Keen to find out how analysts think Identiv's future stacks up against the industry? In that case, our free report is a great place to start.

How Is Identiv's Revenue Growth Trending?

Identiv's P/S ratio would be typical for a company that's only expected to deliver moderate growth, and importantly, perform in line with the industry.

Retrospectively, the last year delivered a decent 6.7% gain to the company's revenues. The latest three year period has also seen an excellent 38% overall rise in revenue, aided somewhat by its short-term performance. So we can start by confirming that the company has done a great job of growing revenues over that time.

Turning to the outlook, the next year should generate growth of 14% as estimated by the four analysts watching the company. With the industry predicted to deliver 16% growth, the company is positioned for a weaker revenue result.

With this information, we find it interesting that Identiv is trading at a fairly similar P/S compared to the industry. Apparently many investors in the company are less bearish than analysts indicate and aren't willing to let go of their stock right now. These shareholders may be setting themselves up for future disappointment if the P/S falls to levels more in line with the growth outlook.
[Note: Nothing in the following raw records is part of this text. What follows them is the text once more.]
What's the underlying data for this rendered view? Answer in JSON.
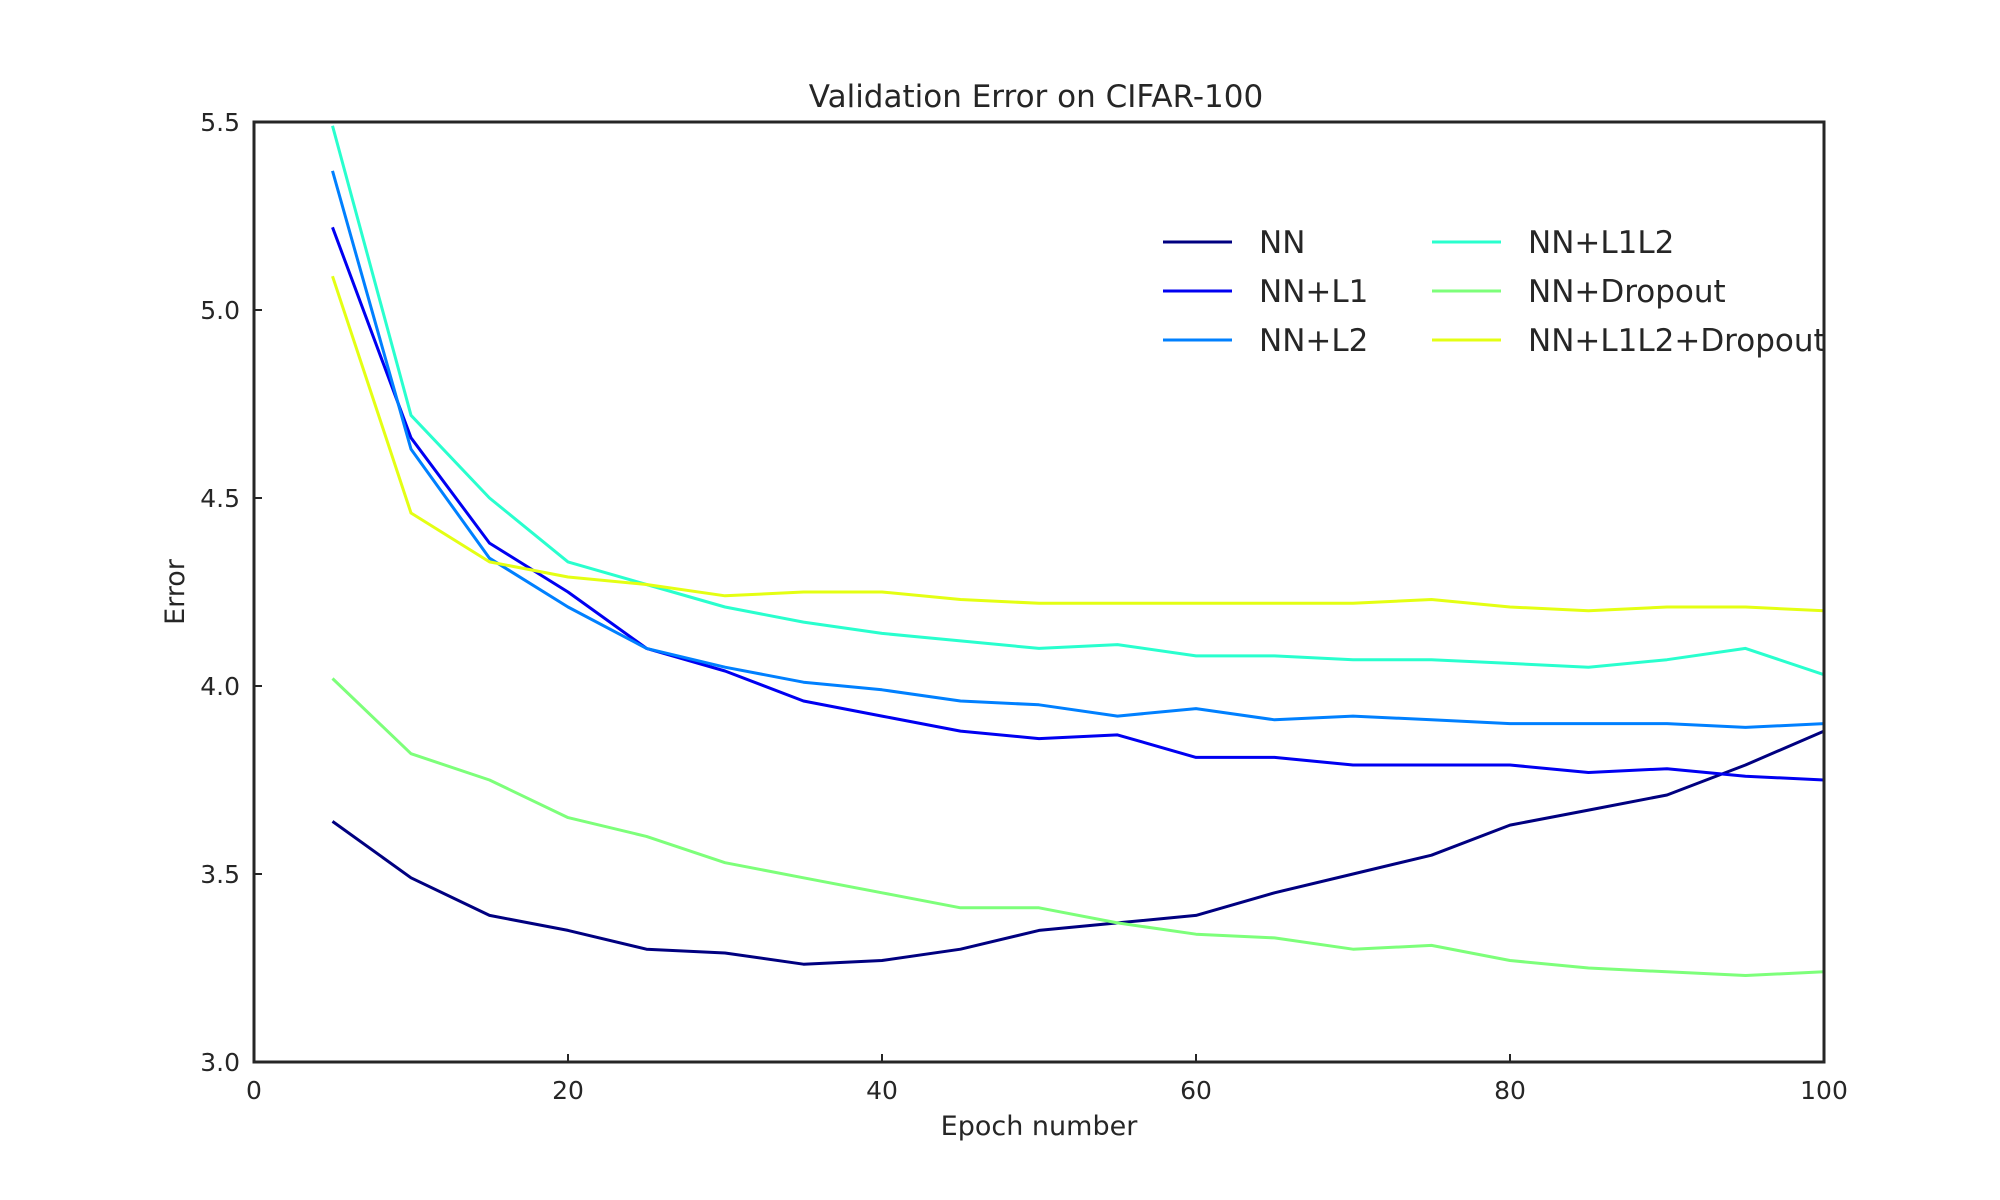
{
  "chart_data": {
    "type": "line",
    "title": "Validation Error on CIFAR-100",
    "xlabel": "Epoch number",
    "ylabel": "Error",
    "xlim": [
      0,
      100
    ],
    "ylim": [
      3.0,
      5.5
    ],
    "xticks": [
      "0",
      "20",
      "40",
      "60",
      "80",
      "100"
    ],
    "yticks": [
      "3.0",
      "3.5",
      "4.0",
      "4.5",
      "5.0",
      "5.5"
    ],
    "grid": false,
    "legend_position": "top-right",
    "x": [
      5,
      10,
      15,
      20,
      25,
      30,
      35,
      40,
      45,
      50,
      55,
      60,
      65,
      70,
      75,
      80,
      85,
      90,
      95,
      100
    ],
    "series": [
      {
        "name": "NN",
        "color": "#000080",
        "values": [
          3.64,
          3.49,
          3.39,
          3.35,
          3.3,
          3.29,
          3.26,
          3.27,
          3.3,
          3.35,
          3.37,
          3.39,
          3.45,
          3.5,
          3.55,
          3.63,
          3.67,
          3.71,
          3.79,
          3.88
        ]
      },
      {
        "name": "NN+L1",
        "color": "#0000f1",
        "values": [
          5.22,
          4.66,
          4.38,
          4.25,
          4.1,
          4.04,
          3.96,
          3.92,
          3.88,
          3.86,
          3.87,
          3.81,
          3.81,
          3.79,
          3.79,
          3.79,
          3.77,
          3.78,
          3.76,
          3.75
        ]
      },
      {
        "name": "NN+L2",
        "color": "#0080ff",
        "values": [
          5.37,
          4.63,
          4.34,
          4.21,
          4.1,
          4.05,
          4.01,
          3.99,
          3.96,
          3.95,
          3.92,
          3.94,
          3.91,
          3.92,
          3.91,
          3.9,
          3.9,
          3.9,
          3.89,
          3.9
        ]
      },
      {
        "name": "NN+L1L2",
        "color": "#29ffce",
        "values": [
          5.49,
          4.72,
          4.5,
          4.33,
          4.27,
          4.21,
          4.17,
          4.14,
          4.12,
          4.1,
          4.11,
          4.08,
          4.08,
          4.07,
          4.07,
          4.06,
          4.05,
          4.07,
          4.1,
          4.03
        ]
      },
      {
        "name": "NN+Dropout",
        "color": "#7dff7a",
        "values": [
          4.02,
          3.82,
          3.75,
          3.65,
          3.6,
          3.53,
          3.49,
          3.45,
          3.41,
          3.41,
          3.37,
          3.34,
          3.33,
          3.3,
          3.31,
          3.27,
          3.25,
          3.24,
          3.23,
          3.24
        ]
      },
      {
        "name": "NN+L1L2+Dropout",
        "color": "#e4ff13",
        "values": [
          5.09,
          4.46,
          4.33,
          4.29,
          4.27,
          4.24,
          4.25,
          4.25,
          4.23,
          4.22,
          4.22,
          4.22,
          4.22,
          4.22,
          4.23,
          4.21,
          4.2,
          4.21,
          4.21,
          4.2
        ]
      }
    ]
  }
}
The Bottom Line On Identiv's P/S

Generally, our preference is to limit the use of the price-to-sales ratio to establishing what the market thinks about the overall health of a company.

When you consider that Identiv's revenue growth estimates are fairly muted compared to the broader industry, it's easy to see why we consider it unexpected to be trading at its current P/S ratio. When we see companies with a relatively weaker revenue outlook compared to the industry, we suspect the share price is at risk of declining, sending the moderate P/S lower. A positive change is needed in order to justify the current price-to-sales ratio.

We don't want to rain on the parade too much, but we did also find 3 warning signs for Identiv (1 is a bit unpleasant!) that you need to be mindful of.

It's important to make sure you look for a great company, not just the first idea you come across. So if growing profitability aligns with your idea of a great company, take a peek at this free list of interesting companies with strong recent earnings growth (and a low P/E).

Have feedback on this article? Concerned about the content? Get in touch with us directly. Alternatively, email editorial-team (at) simplywallst.com.

This article by Simply Wall St is general in nature. We provide commentary based on historical data and analyst forecasts only using an unbiased methodology and our articles are not intended to be financial advice. It does not constitute a recommendation to buy or sell any stock, and does not take account of your objectives, or your financial situation. We aim to bring you long-term focused analysis driven by fundamental data. Note that our analysis may not factor in the latest price-sensitive company announcements or qualitative material. Simply Wall St has no position in any stocks mentioned.